Peptide analogs based on the innate immune system molecule, CAP37, are potent antimicrobials against Pseudomonas aeruginosa and attenuate Pseudomonas LPS‐mediated effects in vitro

Abstract

CAP37 is a neutrophil‐derived protein with strong antimicrobial activity against Gram negative bacteria. The principal antimicrobial domain of CAP37 resides between amino acids 20 and 44. A synthetic peptide based on amino acids 20‐44 (CAP37/20‐44) mimics the antibacterial activity of the native protein.

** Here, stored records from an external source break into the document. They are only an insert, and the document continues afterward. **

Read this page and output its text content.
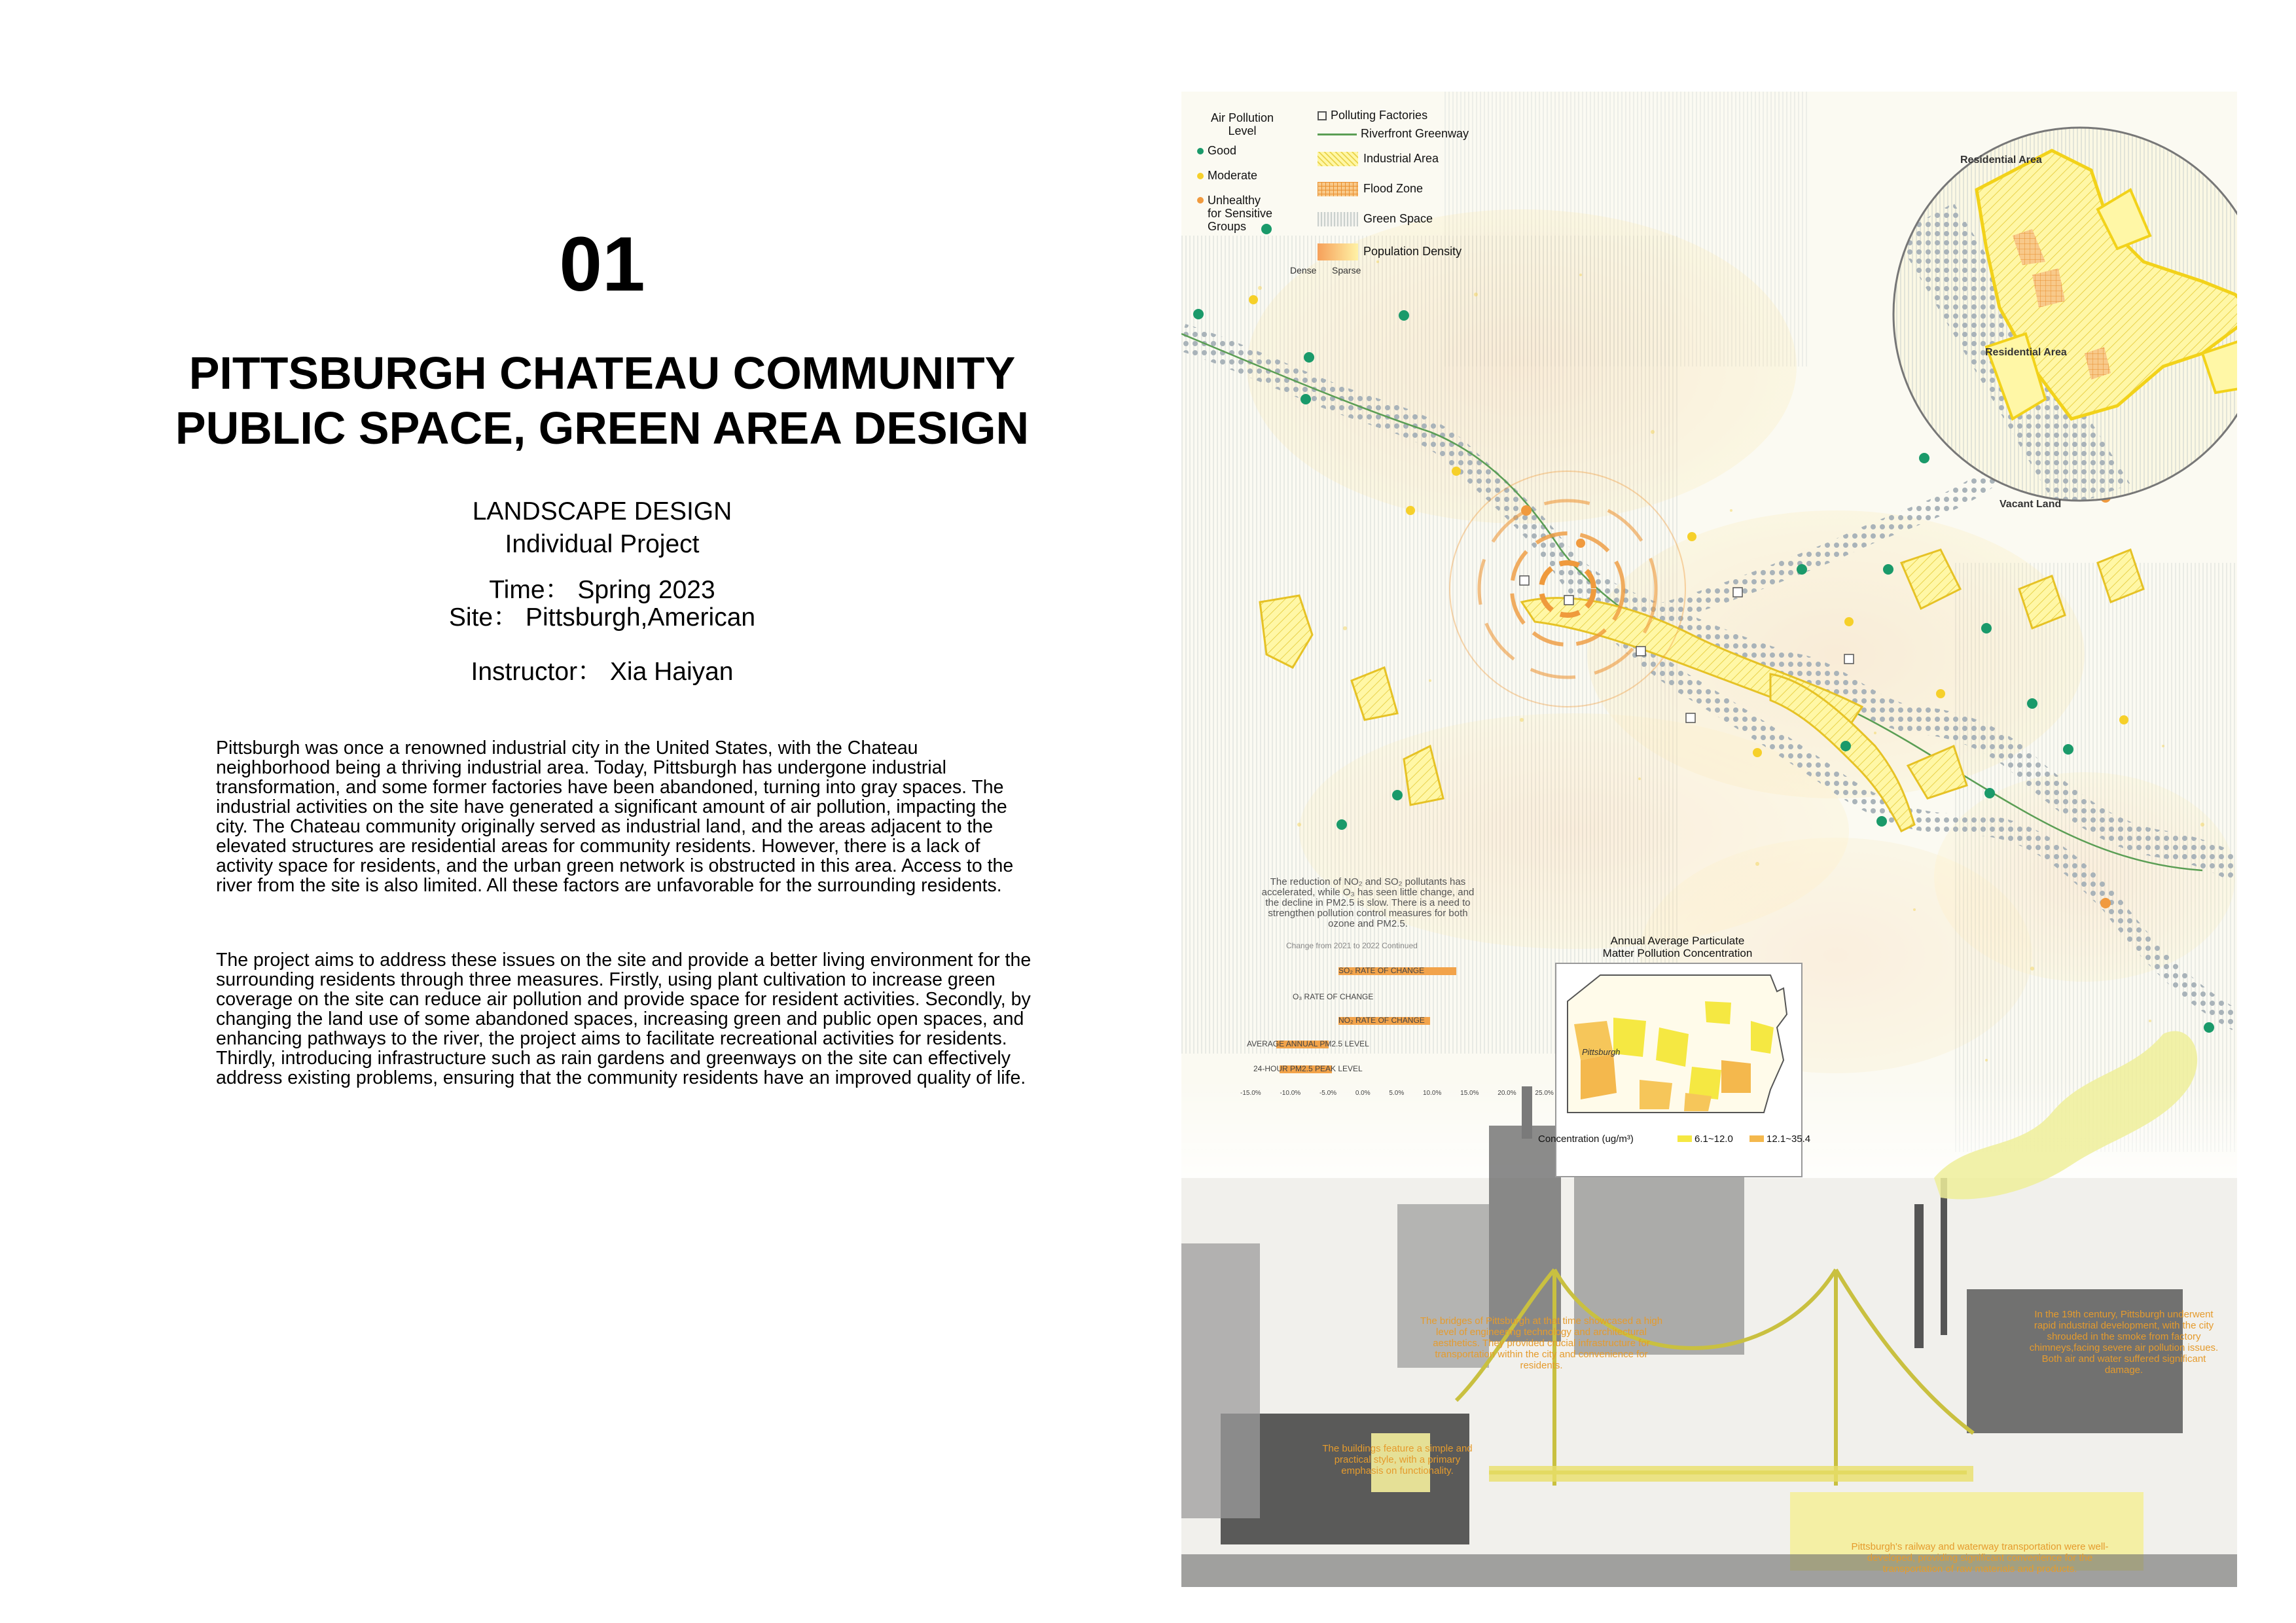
01
PITTSBURGH CHATEAU COMMUNITY
PUBLIC SPACE, GREEN AREA DESIGN
LANDSCAPE DESIGN
Individual Project
Time： Spring 2023
Site： Pittsburgh,American
Instructor： Xia Haiyan
Pittsburgh was once a renowned industrial city in the United States, with the Chateau neighborhood being a thriving industrial area. Today, Pittsburgh has undergone industrial transformation, and some former factories have been abandoned, turning into gray spaces. The industrial activities on the site have generated a significant amount of air pollution, impacting the city. The Chateau community originally served as industrial land, and the areas adjacent to the elevated structures are residential areas for community residents. However, there is a lack of activity space for residents, and the urban green network is obstructed in this area. Access to the river from the site is also limited. All these factors are unfavorable for the surrounding residents.
The project aims to address these issues on the site and provide a better living environment for the surrounding residents through three measures. Firstly, using plant cultivation to increase green coverage on the site can reduce air pollution and provide space for resident activities. Secondly, by changing the land use of some abandoned spaces, increasing green and public open spaces, and enhancing pathways to the river, the project aims to facilitate recreational activities for residents. Thirdly, introducing infrastructure such as rain gardens and greenways on the site can effectively address existing problems, ensuring that the community residents have an improved quality of life.
Air Pollution
Level
Good
Moderate
Unhealthy
for Sensitive
Groups
Polluting Factories
Riverfront Greenway
Industrial Area
Flood Zone
Green Space
Population Density
Dense Sparse
Residential Area
Residential Area
Vacant Land
The reduction of NO₂ and SO₂ pollutants has accelerated, while O₃ has seen little change, and the decline in PM2.5 is slow. There is a need to strengthen pollution control measures for both ozone and PM2.5.
Change from 2021 to 2022 Continued
SO₂ RATE OF CHANGE
O₃ RATE OF CHANGE
NO₂ RATE OF CHANGE
AVERAGE ANNUAL PM2.5 LEVEL
24-HOUR PM2.5 PEAK LEVEL
-15.0%	-10.0%	-5.0%	0.0%	5.0%	10.0%	15.0%	20.0%	25.0%
Annual Average Particulate
Matter Pollution Concentration
Pittsburgh
Concentration (ug/m³)	6.1~12.0	12.1~35.4
The bridges of Pittsburgh at that time showcased a high level of engineering technology and architectural aesthetics. They provided crucial infrastructure for transportation within the city and convenience for residents.
In the 19th century, Pittsburgh underwent rapid industrial development, with the city shrouded in the smoke from factory chimneys,facing severe air pollution issues. Both air and water suffered significant damage.
The buildings feature a simple and practical style, with a primary emphasis on functionality.
Pittsburgh's railway and waterway transportation were well-developed, providing significant convenience for the transportation of raw materials and products.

Recently, two further analogs of CAP37/20‐44 were synthesized in which the cysteine residues at positions 26 and 42 were replaced with serine residues. The objective of this study was 1) to evaluate all three CAP37 peptides for their antimicrobial activity against Pseudomonas aeruginosa including clinical isolates with known antimicrobial resistance profiles to conventional antibiotics and 2) to determine their ability to bind and neutralize Pseudomonas lipopolysaccharide (LPS) or endotoxin. The Limulus Amebocyte Lysate assay was used to determine LPS binding. LPS neutralization was determined by measuring the ability of the peptides to attenuate the release of cytokines such as tumor necrosis factor‐alpha from the murine macrophage cell line, RAW264.7. Our findings demonstrate that all three synthetic peptides showed bactericidal activity against Pseudomonas including the clinical isolates and that they bound and neutralized the toxic effects of LPS in vitro. We conclude that synthetic CAP37 peptides have strong potential as therapeutics against Pseudomonas infections. Support: NIH UO1AI075391.